CON : There is a lower margin of error for a financed property.  If you have a major $5000 repair on the property one year then that could easily eat up all your cash flow.

All Cash 
PRO : Paying all cash saves you on financing costs since you don't have to pay for closing fees on the loan.
PRO : Allows you to buy some properties that won't qualify for financing. 
CON : Sinks all your cash into an illiquid investment.

Leveraging has risks and rewards 

When you finance the property you are leveraging your investment.   This will have a significant impact if the property appreciates.  Lets say for example sake that in 10 years your property goes up from $1000,000 to $150,000 or +50%.   Thats a reasonable long term appreciation rate for real estate of around 4.1% annual growth.
If you pay all cash then you get a 50% return on that appreciation.  Thats pretty good.    However if you financed the property with 30% down then your $30,000 of initial equity now amounts to $80,000 equity.   Thats a 166% return on your money which is great.   If you get healthy appreciation then leveraging the property will give you a much better return on the investment. 
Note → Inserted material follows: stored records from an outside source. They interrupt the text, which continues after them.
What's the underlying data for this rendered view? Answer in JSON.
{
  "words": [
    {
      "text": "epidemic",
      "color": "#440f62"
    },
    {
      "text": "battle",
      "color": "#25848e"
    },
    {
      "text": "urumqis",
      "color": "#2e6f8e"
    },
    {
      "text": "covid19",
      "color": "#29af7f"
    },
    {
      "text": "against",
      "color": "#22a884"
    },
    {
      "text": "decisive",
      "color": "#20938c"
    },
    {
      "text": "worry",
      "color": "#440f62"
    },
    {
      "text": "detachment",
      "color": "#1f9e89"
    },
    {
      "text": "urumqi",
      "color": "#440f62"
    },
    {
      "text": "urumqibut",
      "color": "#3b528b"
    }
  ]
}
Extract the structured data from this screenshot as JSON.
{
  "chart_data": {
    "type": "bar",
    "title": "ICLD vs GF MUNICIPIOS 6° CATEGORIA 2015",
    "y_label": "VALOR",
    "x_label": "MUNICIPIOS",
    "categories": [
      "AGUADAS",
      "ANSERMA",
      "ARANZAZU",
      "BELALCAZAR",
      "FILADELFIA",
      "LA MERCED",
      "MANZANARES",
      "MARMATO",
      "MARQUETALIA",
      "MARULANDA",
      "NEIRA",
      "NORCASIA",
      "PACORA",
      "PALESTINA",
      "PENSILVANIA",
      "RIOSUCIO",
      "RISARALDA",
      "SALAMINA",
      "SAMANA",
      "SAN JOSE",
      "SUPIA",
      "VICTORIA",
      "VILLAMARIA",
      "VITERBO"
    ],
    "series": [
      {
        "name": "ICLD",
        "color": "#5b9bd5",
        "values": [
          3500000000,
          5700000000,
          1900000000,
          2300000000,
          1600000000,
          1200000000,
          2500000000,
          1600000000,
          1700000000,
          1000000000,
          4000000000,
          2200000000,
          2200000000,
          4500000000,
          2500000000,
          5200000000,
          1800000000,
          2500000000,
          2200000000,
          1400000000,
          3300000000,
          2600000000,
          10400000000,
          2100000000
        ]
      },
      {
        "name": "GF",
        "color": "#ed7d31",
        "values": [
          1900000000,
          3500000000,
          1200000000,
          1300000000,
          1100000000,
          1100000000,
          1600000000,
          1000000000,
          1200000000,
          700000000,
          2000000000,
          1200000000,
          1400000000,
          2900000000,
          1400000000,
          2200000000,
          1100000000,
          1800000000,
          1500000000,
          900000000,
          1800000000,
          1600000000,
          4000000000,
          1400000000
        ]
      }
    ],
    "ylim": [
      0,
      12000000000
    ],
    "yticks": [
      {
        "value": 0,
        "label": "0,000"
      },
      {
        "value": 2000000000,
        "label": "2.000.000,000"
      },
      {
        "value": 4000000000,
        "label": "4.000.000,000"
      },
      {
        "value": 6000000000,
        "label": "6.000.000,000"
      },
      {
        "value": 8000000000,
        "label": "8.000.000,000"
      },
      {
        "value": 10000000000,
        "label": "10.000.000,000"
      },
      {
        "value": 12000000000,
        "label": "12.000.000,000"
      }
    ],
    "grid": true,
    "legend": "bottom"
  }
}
Of course we should all be aware due to the recent real estate collapse that properties do not always go up in value.  Say you bought this investment back in 2006 at the height of the real estate bubble.  It would not be unusual for you to  be underwater on the investment at this point by 20-30%.   Lets say you paid  $100,000 in 2006 and today its only worth $75,000.   If you paid cash you'd have lost 25%.  If you financed with 30% down then you'd have lost 83%.

Leverge is a two edged sword.    With 100% cash purchase you're a lot safer but you miss out on the great return on investment from appreciation.   When you finance you're hoping for some good appreciation and you can cash in a large return if you get it, but if things go bad you can lose all your money or worse.